Les aspects contemplatifs ou plus actés sont présents dans cette première parisienne de l’œuvre, ressuscitée en 1966 dans le cadre de la Settimana Musicale Senese, dont l’édition moderne fut réalisée en 1968 par le musicologue Lino Bianchi. L’un occupe nettement l’Acte I, dans les aplats de lumière changeante qui évoquent, de façon clairement revendiquée par Castellucci, la peinture de Mark Rothko : à la lenteur des effets lumineux, où il faut compter l’agneau du sacrifice stylisé par une poche de sang, répond le surgissement d’un retable à trois panneaux, peint en 1333, dans un style proche des gothiques du nord de l’Europe, par les primitifs siennois Lippo Memmi et son beau-frère Simone Martini, Annunciazione tra i santi Ansano e Margherita, aujourd’hui conservé à Florence (Galerie des Offices), mais tête en bas – ilsurvient « renversé sur scène, comme une guillotine. C’est une lame qui coupe le plateau. La Visitation diabolique du serpent est là pour témoigner. Ève est déchirée d’avoir cru à ses flatteries. Ève et Marie se reflètent l’une dans l’autre de façon inversée : un lien de cause à effet, pivot de la tradition chrétienne, s’abîme dans ce rapport », précise le performer émilien. Ce précieux maniérisme, dont témoigne le rendu des tissus et la fine dorure des ailes de l’archange Gabriel, se retrouve dans l’Acte II, joué quant à lui, puisque dès que Caïn lève la main sur Abel, des enfants s’emparent du plateau, désormais habité par la représentation d’un champ dans la nuit étoilée : ainsi une posturation complexe oscille-t-elle entre proximité et distance du contenu dramatique, comme en un mystère sacré. Les chanteurs chantent en fosse ce qu’on peut lire sur les lèvres des enfants sur scène, puis un étrange troisième degré d’interrogation mystique est engagé quand l’un d’entre eux descend en fosse pour chanter ce que Dieu dit depuis une baignoire côté jardin.

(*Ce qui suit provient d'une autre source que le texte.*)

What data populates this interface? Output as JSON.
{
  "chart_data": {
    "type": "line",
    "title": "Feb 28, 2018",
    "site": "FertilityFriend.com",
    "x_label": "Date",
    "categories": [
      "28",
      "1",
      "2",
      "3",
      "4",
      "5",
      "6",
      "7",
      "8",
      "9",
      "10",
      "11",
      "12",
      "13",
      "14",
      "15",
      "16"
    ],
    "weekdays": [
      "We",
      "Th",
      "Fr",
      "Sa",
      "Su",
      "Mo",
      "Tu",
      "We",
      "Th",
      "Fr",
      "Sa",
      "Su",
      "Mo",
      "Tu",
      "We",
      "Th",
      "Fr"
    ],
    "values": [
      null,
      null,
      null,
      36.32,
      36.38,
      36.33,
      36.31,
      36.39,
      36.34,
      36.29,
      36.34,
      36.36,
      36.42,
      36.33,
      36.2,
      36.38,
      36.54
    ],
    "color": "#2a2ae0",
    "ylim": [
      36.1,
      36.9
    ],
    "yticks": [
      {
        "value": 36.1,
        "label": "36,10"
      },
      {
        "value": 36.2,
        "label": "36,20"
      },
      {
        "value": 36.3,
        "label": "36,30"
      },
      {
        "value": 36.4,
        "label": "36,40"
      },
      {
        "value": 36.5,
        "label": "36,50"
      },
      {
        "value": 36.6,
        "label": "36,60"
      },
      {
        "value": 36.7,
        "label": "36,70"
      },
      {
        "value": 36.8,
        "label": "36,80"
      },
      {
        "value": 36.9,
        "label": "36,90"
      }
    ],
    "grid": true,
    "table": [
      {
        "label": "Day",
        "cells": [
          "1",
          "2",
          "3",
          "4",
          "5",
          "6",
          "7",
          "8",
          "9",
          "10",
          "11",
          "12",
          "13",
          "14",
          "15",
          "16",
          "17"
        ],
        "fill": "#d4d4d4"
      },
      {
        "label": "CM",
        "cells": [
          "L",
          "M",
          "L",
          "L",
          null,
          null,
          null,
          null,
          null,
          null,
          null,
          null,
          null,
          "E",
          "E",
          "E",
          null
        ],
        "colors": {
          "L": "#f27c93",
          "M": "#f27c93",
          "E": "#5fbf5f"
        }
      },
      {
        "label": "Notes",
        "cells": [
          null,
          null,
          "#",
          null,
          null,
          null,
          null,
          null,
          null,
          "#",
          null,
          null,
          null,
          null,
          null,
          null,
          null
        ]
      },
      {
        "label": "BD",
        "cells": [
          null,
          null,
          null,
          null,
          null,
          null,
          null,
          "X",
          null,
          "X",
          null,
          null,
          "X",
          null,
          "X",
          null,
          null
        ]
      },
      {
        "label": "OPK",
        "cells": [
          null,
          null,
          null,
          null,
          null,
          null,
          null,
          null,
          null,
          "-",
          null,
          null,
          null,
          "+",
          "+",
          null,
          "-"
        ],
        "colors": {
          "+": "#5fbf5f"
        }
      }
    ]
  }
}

Six voix défendent adroitement les rôles de la légende biblique. De prime abord légèrement instable, le ténor Thomas Walker, souvent applaudi dans le répertoire baroque [lire nos chroniques du 20 août 2010, du 16 février 2016 et du 10 avril 2017], livre bientôt un Adamo d’une parfaite fiabilité dont jamais ne lasse le timbre lumineux, inimitable. La pâte généreuse du soprano Birgitte Christensen fait merveille en Eva, présence vocale positivement envoûtante. Si le mezzo Kristina Hammarström s’avère relativement terne en Caïn parfois très serré [lire nos chroniques du 29 novembre 2010, des 18 mars et 24 mai 2011, du 22 novembre 2013 et du 15 février 2016, ainsi que notre critique du CD Orlando], Olivia Vermeulen, sa consœur en registre, signe un Abele d’une délicate fraicheur à la couleur séduisante [lire nos chroniques d’Arsilda, Sieg der fruchtbaren Pomona et Kein Licht]. Comme attendu, le chant le plus théâtral est dévolu à la partie de Lucifer (Voce di Lucifero), superbement tenue par Robert Gleadow [lire nos chroniques du 27 avril 2013 et du 8 décembre 2017]. Enfin, on retrouve avec plaisir l’art subtil du contre-ténor Benno Schachtner, ici distribué en Voce di Dio redoutablement précise [lire nos chroniques de la Johannes-Passion et d’Il trionfo del tempo e del disinganno].

Parmi ces voix le lecteur aura reconnu plusieurs complices de René Jacobs, ce soir au pupitre de l’excellent B’Rock Orchestra [lire notre chronique du 16 novembre 2016]. Lorsqu’il enseignait à la Schola Cantorum Basiliensis, le chef belge découvrit lui-même Il primo omicidio à la bibliothèque du conservatoire de Bâle. En connaisseur des diverses factures scarlattiennes [lire notre chronique de Griselda], il défend avec sagesse et passion un « langage musical est humble […], une musique qui se veut délibérément austère, rigide même, afin d’être au plus proche du mysticisme de ce texte issu de la Genèse » où « chaque air devient une sorte de leçon de théologie » [ibid.]. La grande spiritualité de sa lecture s’accorde avec un climat chaleureux qui guide l’écoute dans le vif du sujet. C’est assurément la haute tenue musicale qui de ce Primo omicidio fait évènement.